Port Fairy has not been nominated as a problem area during a visit late last year by the parliamentary secretary to Communications Minister Malcolm Turnbull.

Port Fairy has not been nominated as a problem area during a visit late last year by the parliamentary secretary to Communications Minister Malcolm Turnbull.

PORT Fairy has been left off a tentative list of mobile phone black spots despite continuing reception problems for non-Telstra network customers.

Moyne Shire Council mayor James Purcell has revealed the town had not been nominated as a problem area during a visit late last year by the parliamentary secretary to Communications Minister Malcolm Turnbull.

“We didn’t raise it as a problem because most of the locals use Telstra and the reception is pretty good,” he told The Standard last week.

“It’s the internet connection that desperately needs upgrading.” However, Port Fairy Business Association president Ken Brookes is adamant that phone reception is not up to scratch and is not a good image for the town’s reputation.

“Visitors are constantly amazed at the poor quality of phone and internet service,” he said.

“If you were making a lifestyle move to Port Fairy you’d have to be prepared for a few problems in Port Fairy.

“It can be terrible trying to do e-commerce in the town.

“When the parliamentary inquiry group was here we used the word black spot for phones, television and internet.”

Port Fairy resident Rosemary Arnold said she carried two phones because of the unreliable service and described reception as “pathetic”.

Wannon MP Dan Tehan has released a list of towns in his electorate with poor mobile phone coverage and called for municipal councils to make submissions on priority areas.
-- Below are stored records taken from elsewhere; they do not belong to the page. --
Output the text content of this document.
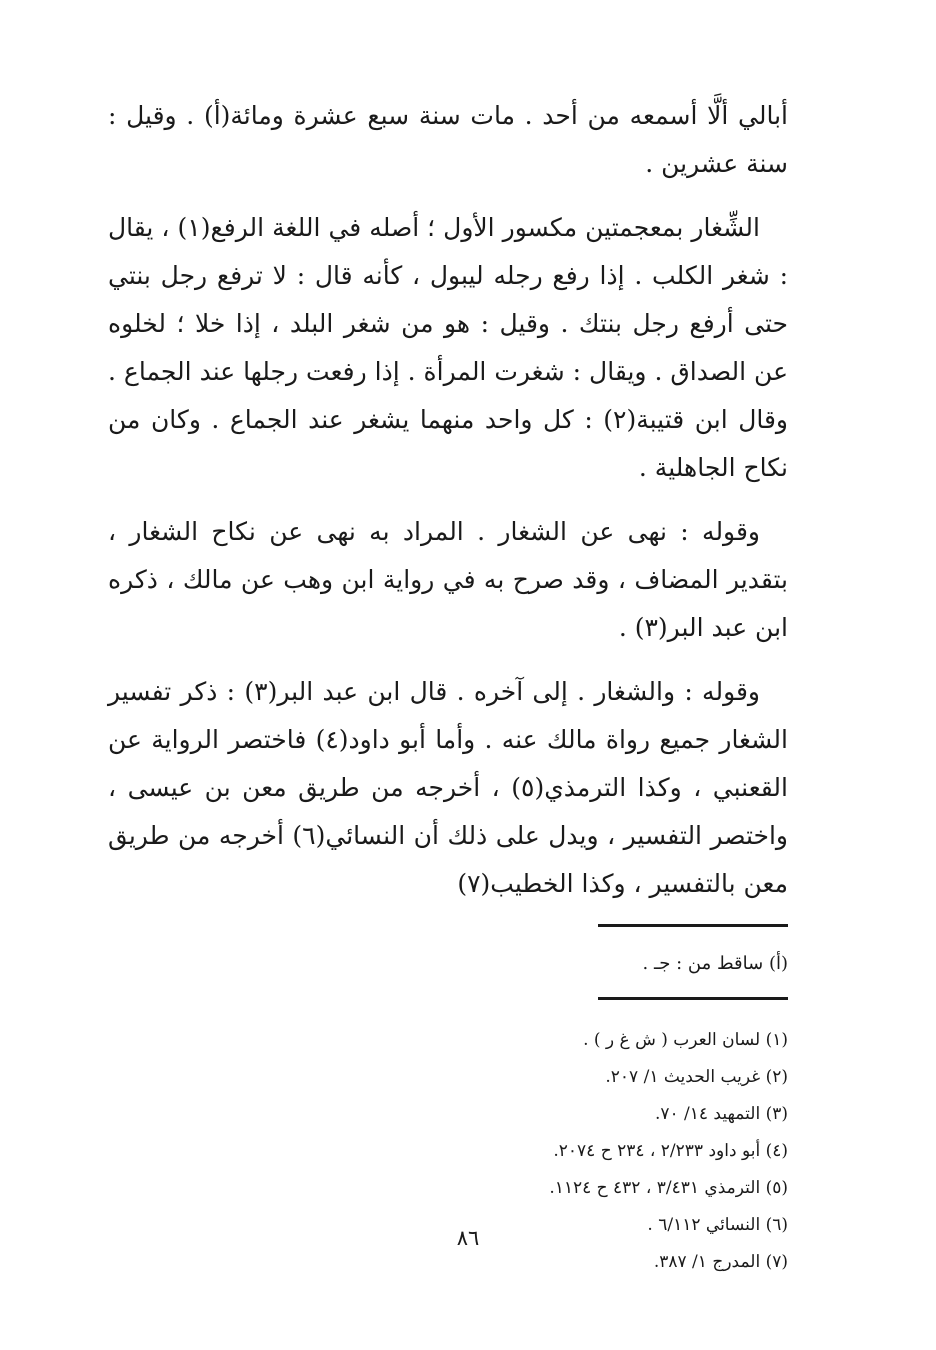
أبالي ألَّا أسمعه من أحد . مات سنة سبع عشرة ومائة(أ) . وقيل : سنة عشرين .

الشِّغار بمعجمتين مكسور الأول ؛ أصله في اللغة الرفع(١) ، يقال : شغر الكلب . إذا رفع رجله ليبول ، كأنه قال : لا ترفع رجل بنتي حتى أرفع رجل بنتك . وقيل : هو من شغر البلد ، إذا خلا ؛ لخلوه عن الصداق . ويقال : شغرت المرأة . إذا رفعت رجلها عند الجماع . وقال ابن قتيبة(٢) : كل واحد منهما يشغر عند الجماع . وكان من نكاح الجاهلية .

وقوله : نهى عن الشغار . المراد به نهى عن نكاح الشغار ، بتقدير المضاف ، وقد صرح به في رواية ابن وهب عن مالك ، ذكره ابن عبد البر(٣) .

وقوله : والشغار . إلى آخره . قال ابن عبد البر(٣) : ذكر تفسير الشغار جميع رواة مالك عنه . وأما أبو داود(٤) فاختصر الرواية عن القعنبي ، وكذا الترمذي(٥) ، أخرجه من طريق معن بن عيسى ، واختصر التفسير ، ويدل على ذلك أن النسائي(٦) أخرجه من طريق معن بالتفسير ، وكذا الخطيب(٧)

(أ) ساقط من : جـ .
(١) لسان العرب ( ش غ ر ) .
(٢) غريب الحديث ١/ ٢٠٧.
(٣) التمهيد ١٤/ ٧٠.
(٤) أبو داود ٢/٢٣٣ ، ٢٣٤ ح ٢٠٧٤.
(٥) الترمذي ٣/٤٣١ ، ٤٣٢ ح ١١٢٤.
(٦) النسائي ٦/١١٢ .
(٧) المدرج ١/ ٣٨٧.
٨٦
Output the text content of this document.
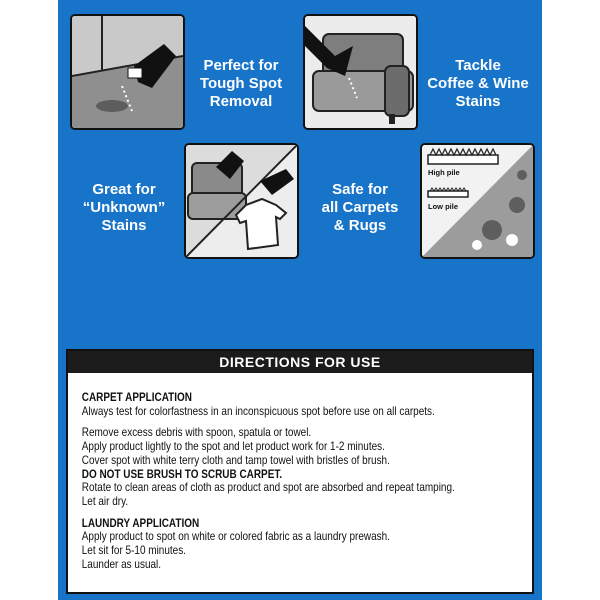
Perfect for
Tough Spot
Removal
Tackle
Coffee & Wine
Stains
Great for
“Unknown”
Stains
High pile
Low pile
Safe for
all Carpets
& Rugs
DIRECTIONS FOR USE
CARPET APPLICATION
Always test for colorfastness in an inconspicuous spot before use on all carpets.
Remove excess debris with spoon, spatula or towel.
Apply product lightly to the spot and let product work for 1-2 minutes.
Cover spot with white terry cloth and tamp towel with bristles of brush.
DO NOT USE BRUSH TO SCRUB CARPET.
Rotate to clean areas of cloth as product and spot are absorbed and repeat tamping.
Let air dry.
LAUNDRY APPLICATION
Apply product to spot on white or colored fabric as a laundry prewash.
Let sit for 5-10 minutes.
Launder as usual.
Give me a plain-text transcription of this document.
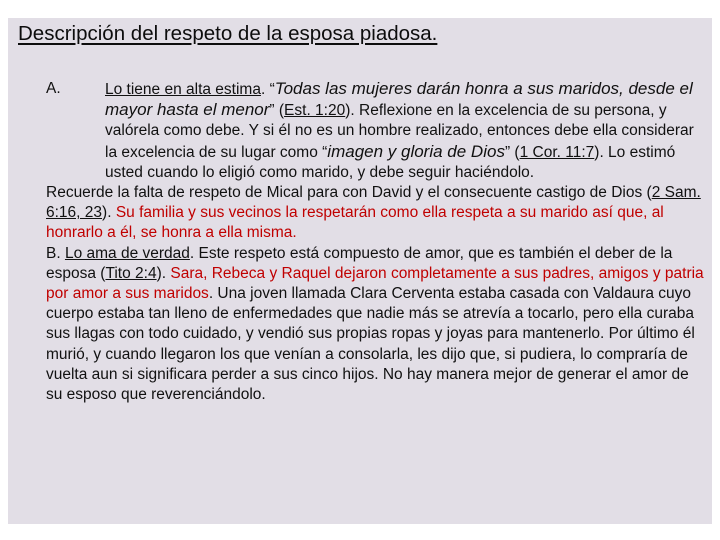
Descripción del respeto de la esposa piadosa.

A.	Lo tiene en alta estima. “Todas las mujeres darán honra a sus maridos, desde el mayor hasta el menor” (Est. 1:20). Reflexione en la excelencia de su persona, y valórela como debe. Y si él no es un hombre realizado, entonces debe ella considerar la excelencia de su lugar como “imagen y gloria de Dios” (1 Cor. 11:7). Lo estimó usted cuando lo eligió como marido, y debe seguir haciéndolo.

Recuerde la falta de respeto de Mical para con David y el consecuente castigo de Dios (2 Sam. 6:16, 23). Su familia y sus vecinos la respetarán como ella respeta a su marido así que, al honrarlo a él, se honra a ella misma.

B. Lo ama de verdad. Este respeto está compuesto de amor, que es también el deber de la esposa (Tito 2:4). Sara, Rebeca y Raquel dejaron completamente a sus padres, amigos y patria por amor a sus maridos. Una joven llamada Clara Cerventa estaba casada con Valdaura cuyo cuerpo estaba tan lleno de enfermedades que nadie más se atrevía a tocarlo, pero ella curaba sus llagas con todo cuidado, y vendió sus propias ropas y joyas para mantenerlo. Por último él murió, y cuando llegaron los que venían a consolarla, les dijo que, si pudiera, lo compraría de vuelta aun si significara perder a sus cinco hijos. No hay manera mejor de generar el amor de su esposo que reverenciándolo.
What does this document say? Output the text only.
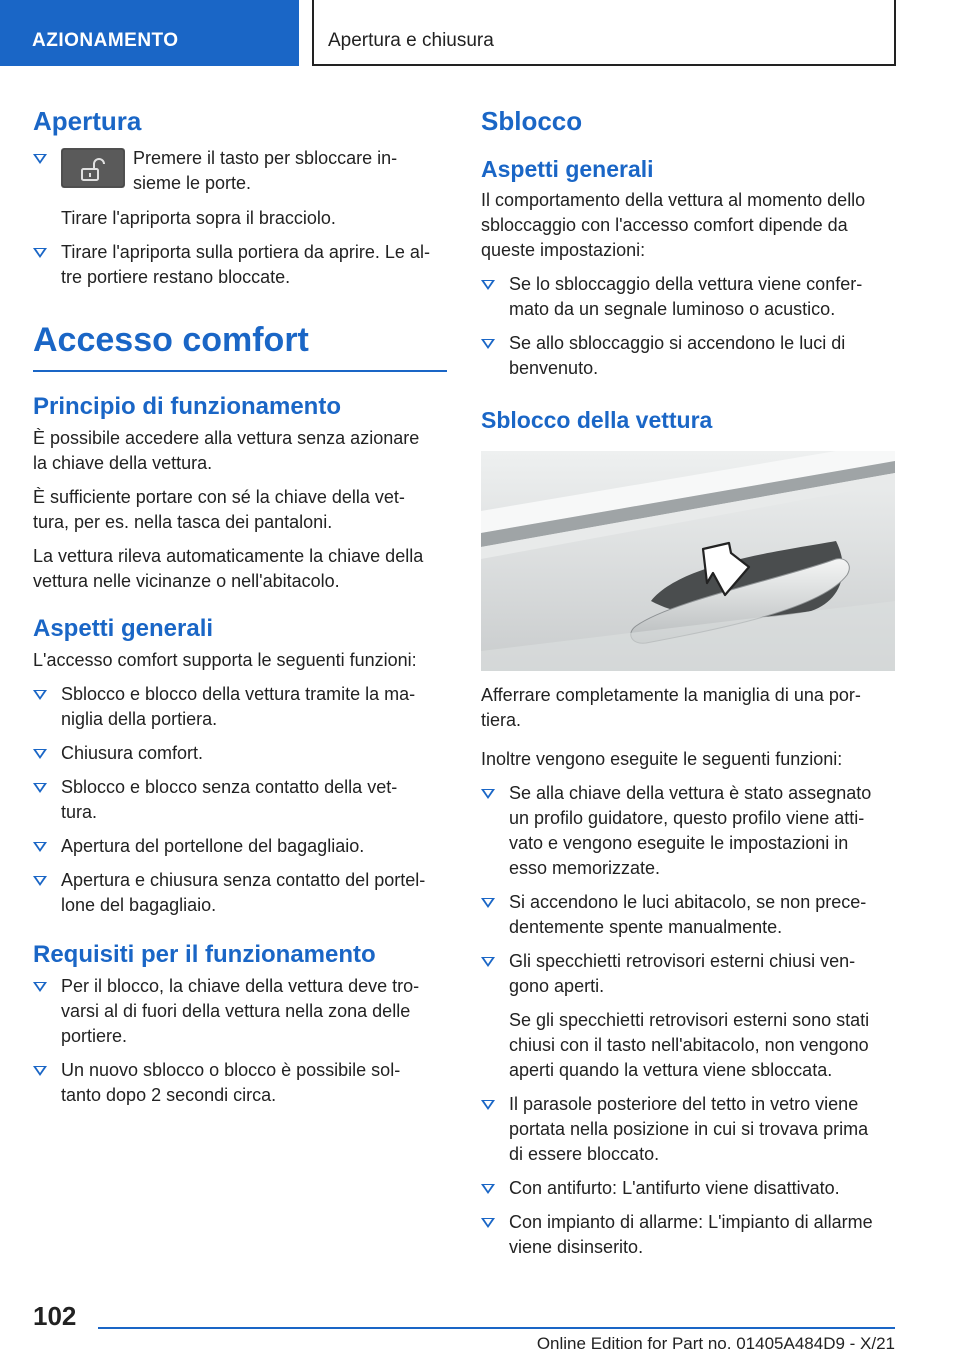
AZIONAMENTO	Apertura e chiusura
Apertura
Premere il tasto per sbloccare in-
sieme le porte.

Tirare l'apriporta sopra il bracciolo.

Tirare l'apriporta sulla portiera da aprire. Le al-
tre portiere restano bloccate.
Accesso comfort
Principio di funzionamento

È possibile accedere alla vettura senza azionare
la chiave della vettura.

È sufficiente portare con sé la chiave della vet-
tura, per es. nella tasca dei pantaloni.

La vettura rileva automaticamente la chiave della
vettura nelle vicinanze o nell'abitacolo.

Aspetti generali

L'accesso comfort supporta le seguenti funzioni:

Sblocco e blocco della vettura tramite la ma-
niglia della portiera.
Chiusura comfort.
Sblocco e blocco senza contatto della vet-
tura.
Apertura del portellone del bagagliaio.
Apertura e chiusura senza contatto del portel-
lone del bagagliaio.
Requisiti per il funzionamento
Per il blocco, la chiave della vettura deve tro-
varsi al di fuori della vettura nella zona delle
portiere.
Un nuovo sblocco o blocco è possibile sol-
tanto dopo 2 secondi circa.
Sblocco
Aspetti generali

Il comportamento della vettura al momento dello
sbloccaggio con l'accesso comfort dipende da
queste impostazioni:

Se lo sbloccaggio della vettura viene confer-
mato da un segnale luminoso o acustico.
Se allo sbloccaggio si accendono le luci di
benvenuto.
Sblocco della vettura

Afferrare completamente la maniglia di una por-
tiera.

Inoltre vengono eseguite le seguenti funzioni:

Se alla chiave della vettura è stato assegnato
un profilo guidatore, questo profilo viene atti-
vato e vengono eseguite le impostazioni in
esso memorizzate.
Si accendono le luci abitacolo, se non prece-
dentemente spente manualmente.
Gli specchietti retrovisori esterni chiusi ven-
gono aperti.
Se gli specchietti retrovisori esterni sono stati
chiusi con il tasto nell'abitacolo, non vengono
aperti quando la vettura viene sbloccata.
Il parasole posteriore del tetto in vetro viene
portata nella posizione in cui si trovava prima
di essere bloccato.
Con antifurto: L'antifurto viene disattivato.
Con impianto di allarme: L'impianto di allarme
viene disinserito.
102
Online Edition for Part no. 01405A484D9 - X/21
He nominated Mirra-natwa, Moonambel and Landsborough for fixing under a $100 million government program and also listed several south-west towns as problem spots including Nelson, Casterton, Dartmoor, Gorea, Mount Richmond, Scotts Creek, Timboon, Port Campbell, Simpson, Noorat, Terang district and Skipton.

“I welcome feedback regarding black spots in Wannon so we can keep our list updated and continue to fight for these to be fixed as soon as possible,” he said.

Special mobile phone booster towers were brought into Port Fairy to cope with the huge spike in demand during the annual Folk Festival in March.

The Standard has been told visiting tradies with non-Telstra phones often had to go to the beach area to get reception.

Cr Purcell said Hawkesdale was officially on top of the council’s list as a phone black spot.

“It’s the internet that is a real problem in Port Fairy,” he said. “For example in my office the service speed drops dramatically in the afternoon when the kids arrive home from school.

“You may as well give up trying to use it, because it’s so slow.”

Great South Coast Group chairman Cr Chris O’Connor who is also Corangamite Shire Council mayor said lobbying must continue for the areas without adequate coverage.

“While 90 per cent of people in our shire have good coverage we can’t forget the 10 per cent which don’t enjoy what should be a basic right,” he said.

“It’s vital in emergencies and if you are a farmer or business operator it can be very difficult to contact customers.

“I advise people in poor coverage areas to contact their local council to lobby on their behalf.”

Cavendish resident and candidate for the forthcoming state elections, Katrina Rainsford, said revenue from the fire services levy should be used to fix black spots.

She claimed federal and state governments had limited their contributions to fixing the problem and local government would be expected to pay the gap.

Cr O’Connor said councils had a role to advocate for better service, not to fund infrastructure.